Jim Nicola, fairgrounds manager, said about 700 seats have been added to the covered grandstand, bringing the total to nearly 5,000. In addition, a hillside near the grandstand was graded to create lawn seating.

'It was a steep bank and we brought the grade down, not just because of the seating, but because it looks better aesthetically,' Nicola said.

As many as 2,000 fans can watch the concert from the lawn.

The performance area benefits from the change in terrain as well, Nicola said. The stage and grandstand are in a bowl-like depression, which keeps sound from traveling too far and disturbing the neighbors.

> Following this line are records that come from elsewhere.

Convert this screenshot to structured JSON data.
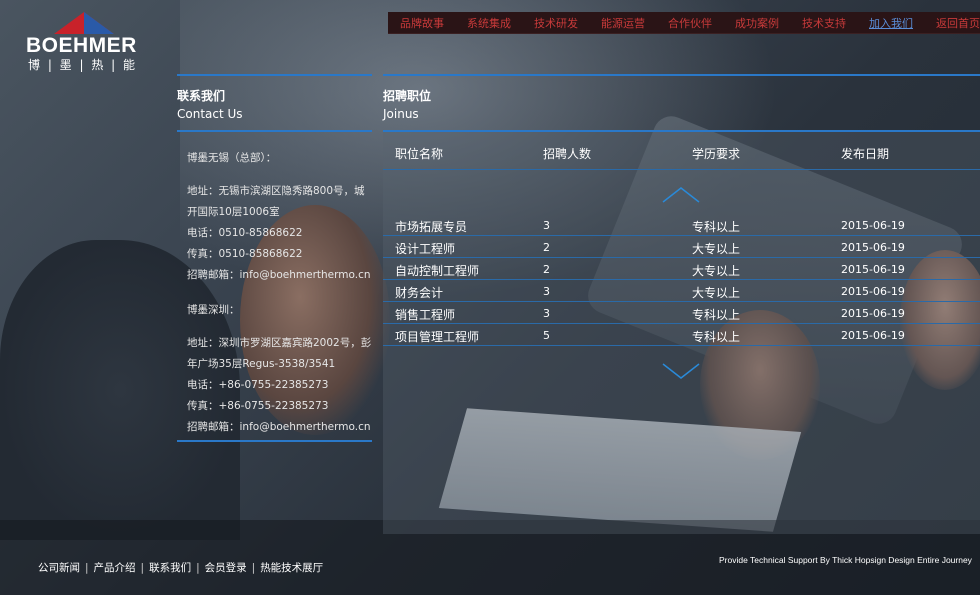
{
  "logo": {
    "wordmark": "BOEHMER",
    "chinese": "博 | 墨 | 热 | 能"
  },
  "nav": {
    "items": [
      "品牌故事",
      "系统集成",
      "技术研发",
      "能源运营",
      "合作伙伴",
      "成功案例",
      "技术支持",
      "加入我们",
      "返回首页"
    ],
    "active_index": 7
  },
  "contact": {
    "title_cn": "联系我们",
    "title_en": "Contact Us",
    "wuxi": {
      "heading": "博墨无锡（总部）：",
      "address": "地址：无锡市滨湖区隐秀路800号，城开国际10层1006室",
      "phone": "电话：0510-85868622",
      "fax": "传真：0510-85868622",
      "email": "招聘邮箱：info@boehmerthermo.cn"
    },
    "shenzhen": {
      "heading": "博墨深圳：",
      "address": "地址：深圳市罗湖区嘉宾路2002号，彭年广场35层Regus-3538/3541",
      "phone": "电话：+86-0755-22385273",
      "fax": "传真：+86-0755-22385273",
      "email": "招聘邮箱：info@boehmerthermo.cn"
    }
  },
  "jobs": {
    "title_cn": "招聘职位",
    "title_en": "Joinus",
    "columns": [
      "职位名称",
      "招聘人数",
      "学历要求",
      "发布日期"
    ],
    "rows": [
      [
        "市场拓展专员",
        "3",
        "专科以上",
        "2015-06-19"
      ],
      [
        "设计工程师",
        "2",
        "大专以上",
        "2015-06-19"
      ],
      [
        "自动控制工程师",
        "2",
        "大专以上",
        "2015-06-19"
      ],
      [
        "财务会计",
        "3",
        "大专以上",
        "2015-06-19"
      ],
      [
        "销售工程师",
        "3",
        "专科以上",
        "2015-06-19"
      ],
      [
        "项目管理工程师",
        "5",
        "专科以上",
        "2015-06-19"
      ]
    ]
  },
  "footer": {
    "links": [
      "公司新闻",
      "产品介绍",
      "联系我们",
      "会员登录",
      "热能技术展厅"
    ],
    "credit": "Provide Technical Support By Thick Hopsign Design Entire Journey"
  },
  "colors": {
    "accent_blue": "#2a78c8",
    "nav_red": "#c83a3a",
    "nav_active": "#5a8ed8",
    "logo_red": "#c8222a",
    "logo_blue": "#2a5aa8"
  }
}
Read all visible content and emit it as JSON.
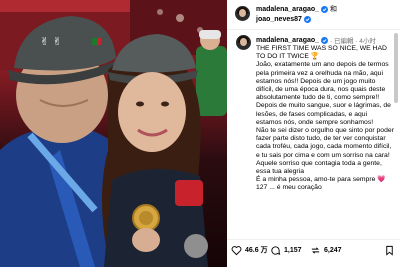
{
  "header": {
    "author": "madalena_aragao_",
    "join_word": "和",
    "coauthor": "joao_neves87"
  },
  "post": {
    "author": "madalena_aragao_",
    "meta": "· 已編輯 · 4小时",
    "caption": "THE FIRST TIME WAS SO NICE, WE HAD TO DO IT TWICE 🏆\nJoão, exatamente um ano depois de termos pela primeira vez a orelhuda na mão, aqui estamos nós!! Depois de um jogo muito difícil, de uma época dura, nos quais deste absolutamente tudo de ti, como sempre!! Depois de muito sangue, suor e lágrimas, de lesões, de fases complicadas, e aqui estamos nós, onde sempre sonhamos!\nNão te sei dizer o orgulho que sinto por poder fazer parte disto tudo, de ter ver conquistar cada troféu, cada jogo, cada momento difícil, e tu sais por cima e com um sorriso na cara! Aquele sorriso que contagia toda a gente, essa tua alegria\nÉ a minha pessoa, amo-te para sempre 💗 127 ... é meu coração"
  },
  "actions": {
    "likes": "46.6 万",
    "comments": "1,157",
    "shares": "6,247"
  },
  "icons": {
    "verified": "verified-badge-icon",
    "like": "heart-icon",
    "comment": "comment-bubble-icon",
    "share": "share-arrows-icon",
    "save": "bookmark-icon"
  },
  "colors": {
    "verified": "#1877f2",
    "meta_gray": "#737373",
    "divider": "#efefef"
  }
}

Last year, consultants from Ergonomics Safety Services of New Stanton took sound-level readings in neighborhoods nearby. The noise reached 89 decibels at most - less than a typical car stereo, Nicola said.

Beer sales at the concert - and beer drinkers, as well - will be confined to an enclosed area, 618 by 149 feet, that will be strictly controlled to keep underage drinkers out.

Patrons will be directed to lines where workers will check identification cards and issue nonremovable plastic wristbands and beer tickets. Fans must show their wristbands before entering the beer garden.

Security crews will check IDs and wristbands at the four beer garden entrances and prevent drinkers from carrying their brews outside the fenced area.

Concession operator Gordon Sauers of Penn Avenue Inc. of Pittsburgh said beer will be served in cups with the Rolling Rock design. Outside the beer garden, soft drinks will be dispensed in cups with the Pepsi logo.

'No cups of any kind are permitted to leave the beer garden,' Sauers said.

To keep things clean, a team of 20 fairgrounds workers will check 10 Dumpsters and 200 garbage cans throughout the day.

About 100 employees and volunteers will staff the beer garden, he said. Each state-certified server is trained to spot underage drinkers and those who have had too much.

Stellone said 18 security officers will roam the beer garden to ensure the rules are being obeyed.

In all, 278 security workers will be at the fairgrounds, on nearby roadways or in satellite lots, Stellone said. About 65 will be near the stage area and 'mosh pit' dance area to handle crowd control and 'shut off' those who over-indulge.

'No one's going to be arrested just for being intoxicated,' Stellone said. 'If someone had too much to drink and is not causing anyone any problems, the security will just take his wristband.'

No beer tickets will be sold after 5 p.m., and no beer will be served in the hour before the concert ends at 7:30, Stellone said.